At certain times between April 2020 and November 2022, Vision failed to accurately calculate the client reserve requirement and the reserve requirement for proprietary broker-dealer (PAB) accounts.
The company’s inaccurate calculations in these cases caused its reserves to be underfunded, resulting in subsequent shortages. This also caused the company to maintain inaccurate books and records and submit inaccurate Financial and Operating Combined Consolidated Statements (FOCUS).
Through this conduct, Vision violated Sections 15(c)(3) and 17(a) of the Securities Exchange Act of 1934, Rules 15c3-3, 17a-3, 17a-4 and 17a-5 of the Exchange Act, and FINRA Rules 4511 and 2010.
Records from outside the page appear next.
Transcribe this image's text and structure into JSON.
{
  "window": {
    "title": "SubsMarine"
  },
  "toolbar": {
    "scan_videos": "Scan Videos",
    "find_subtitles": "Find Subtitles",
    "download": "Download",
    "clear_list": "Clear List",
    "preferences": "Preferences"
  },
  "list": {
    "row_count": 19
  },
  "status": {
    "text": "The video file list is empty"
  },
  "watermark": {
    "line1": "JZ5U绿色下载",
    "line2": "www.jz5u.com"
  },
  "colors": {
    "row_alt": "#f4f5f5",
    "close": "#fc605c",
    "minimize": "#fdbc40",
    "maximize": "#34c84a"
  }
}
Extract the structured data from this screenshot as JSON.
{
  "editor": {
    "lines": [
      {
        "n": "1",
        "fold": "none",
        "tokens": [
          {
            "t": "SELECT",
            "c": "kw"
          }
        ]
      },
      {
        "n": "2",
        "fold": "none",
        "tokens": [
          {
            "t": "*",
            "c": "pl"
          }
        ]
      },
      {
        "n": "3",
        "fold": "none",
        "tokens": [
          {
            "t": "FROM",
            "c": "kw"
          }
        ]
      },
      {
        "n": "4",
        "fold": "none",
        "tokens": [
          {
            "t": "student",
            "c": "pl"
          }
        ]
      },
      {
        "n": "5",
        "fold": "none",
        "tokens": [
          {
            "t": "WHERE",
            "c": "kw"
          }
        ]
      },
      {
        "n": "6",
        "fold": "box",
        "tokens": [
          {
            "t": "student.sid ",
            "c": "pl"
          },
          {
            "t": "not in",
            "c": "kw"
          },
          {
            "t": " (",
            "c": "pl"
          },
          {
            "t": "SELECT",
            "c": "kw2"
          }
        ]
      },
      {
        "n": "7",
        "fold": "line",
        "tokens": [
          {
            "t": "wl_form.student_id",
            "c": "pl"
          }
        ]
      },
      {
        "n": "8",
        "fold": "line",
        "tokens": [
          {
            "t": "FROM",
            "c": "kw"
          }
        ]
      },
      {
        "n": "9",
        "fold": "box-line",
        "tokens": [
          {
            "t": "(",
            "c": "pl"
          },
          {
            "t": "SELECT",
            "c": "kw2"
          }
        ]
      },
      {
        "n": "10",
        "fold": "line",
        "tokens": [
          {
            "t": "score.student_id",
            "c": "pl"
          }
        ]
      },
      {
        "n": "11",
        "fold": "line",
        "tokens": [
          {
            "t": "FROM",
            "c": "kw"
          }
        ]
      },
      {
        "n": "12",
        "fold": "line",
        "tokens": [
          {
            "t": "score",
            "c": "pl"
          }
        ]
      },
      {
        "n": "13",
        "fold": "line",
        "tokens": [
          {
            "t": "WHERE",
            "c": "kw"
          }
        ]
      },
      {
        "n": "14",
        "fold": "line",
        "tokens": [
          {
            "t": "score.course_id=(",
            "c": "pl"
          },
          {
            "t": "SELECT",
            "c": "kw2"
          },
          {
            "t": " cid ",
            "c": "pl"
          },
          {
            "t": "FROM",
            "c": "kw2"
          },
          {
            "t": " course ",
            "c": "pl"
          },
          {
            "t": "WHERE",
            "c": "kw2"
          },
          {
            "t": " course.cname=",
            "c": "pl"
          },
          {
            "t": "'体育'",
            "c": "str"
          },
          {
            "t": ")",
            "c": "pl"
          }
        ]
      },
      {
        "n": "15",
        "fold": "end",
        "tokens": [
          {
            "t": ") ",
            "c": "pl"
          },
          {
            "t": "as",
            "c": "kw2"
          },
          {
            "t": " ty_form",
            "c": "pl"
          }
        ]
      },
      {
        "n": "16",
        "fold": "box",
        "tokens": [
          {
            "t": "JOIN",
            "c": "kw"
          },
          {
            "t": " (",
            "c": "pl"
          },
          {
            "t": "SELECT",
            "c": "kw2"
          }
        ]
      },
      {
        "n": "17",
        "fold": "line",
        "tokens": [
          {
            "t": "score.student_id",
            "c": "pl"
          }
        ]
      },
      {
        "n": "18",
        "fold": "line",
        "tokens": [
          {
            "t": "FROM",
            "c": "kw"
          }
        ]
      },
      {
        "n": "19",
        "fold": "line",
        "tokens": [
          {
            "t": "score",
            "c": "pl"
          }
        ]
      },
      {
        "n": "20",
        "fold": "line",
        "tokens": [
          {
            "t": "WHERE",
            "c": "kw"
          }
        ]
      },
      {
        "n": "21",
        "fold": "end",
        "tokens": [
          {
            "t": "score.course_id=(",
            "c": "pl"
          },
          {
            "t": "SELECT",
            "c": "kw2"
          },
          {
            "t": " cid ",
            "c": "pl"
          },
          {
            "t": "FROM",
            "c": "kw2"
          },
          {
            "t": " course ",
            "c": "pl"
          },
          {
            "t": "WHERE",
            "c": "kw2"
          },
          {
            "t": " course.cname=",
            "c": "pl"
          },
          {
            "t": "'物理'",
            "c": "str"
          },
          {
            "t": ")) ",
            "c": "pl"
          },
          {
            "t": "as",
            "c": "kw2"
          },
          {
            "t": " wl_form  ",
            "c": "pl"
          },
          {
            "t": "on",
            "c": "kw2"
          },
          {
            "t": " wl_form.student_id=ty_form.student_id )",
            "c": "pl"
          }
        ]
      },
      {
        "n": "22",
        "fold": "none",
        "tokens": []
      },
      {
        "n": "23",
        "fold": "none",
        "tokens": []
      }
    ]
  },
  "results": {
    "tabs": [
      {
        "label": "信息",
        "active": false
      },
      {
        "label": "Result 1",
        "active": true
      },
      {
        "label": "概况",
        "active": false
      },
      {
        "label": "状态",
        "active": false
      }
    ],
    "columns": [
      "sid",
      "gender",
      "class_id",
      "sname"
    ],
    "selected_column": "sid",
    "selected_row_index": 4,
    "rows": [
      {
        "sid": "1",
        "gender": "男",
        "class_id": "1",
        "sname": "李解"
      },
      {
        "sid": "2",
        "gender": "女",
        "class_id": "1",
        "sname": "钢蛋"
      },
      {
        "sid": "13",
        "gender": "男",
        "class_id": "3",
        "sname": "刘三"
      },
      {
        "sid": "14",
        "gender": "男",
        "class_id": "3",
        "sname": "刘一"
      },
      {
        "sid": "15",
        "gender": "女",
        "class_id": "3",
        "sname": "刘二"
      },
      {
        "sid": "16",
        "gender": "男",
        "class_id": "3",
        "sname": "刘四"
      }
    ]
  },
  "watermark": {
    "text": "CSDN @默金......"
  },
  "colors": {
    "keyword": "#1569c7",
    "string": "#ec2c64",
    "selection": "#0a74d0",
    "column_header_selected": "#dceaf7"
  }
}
From April 2020 to April 2025, Vision also violated FINRA Rules 3110 and 2010 by failing to establish and maintain a supervisory system, including written supervisory procedures (WSPs), reasonably designed to achieve compliance with its reserve obligations.
In addition to the $250,000 fine, Vision agreed to a censure.
Vision has been a member of FINRA since 2008. Vision is headquartered in Stamford, Connecticut and has six branch offices with approximately 50 registered agents. Vision provides clearing services in equities, options and fixed income to day traders and institutional clients.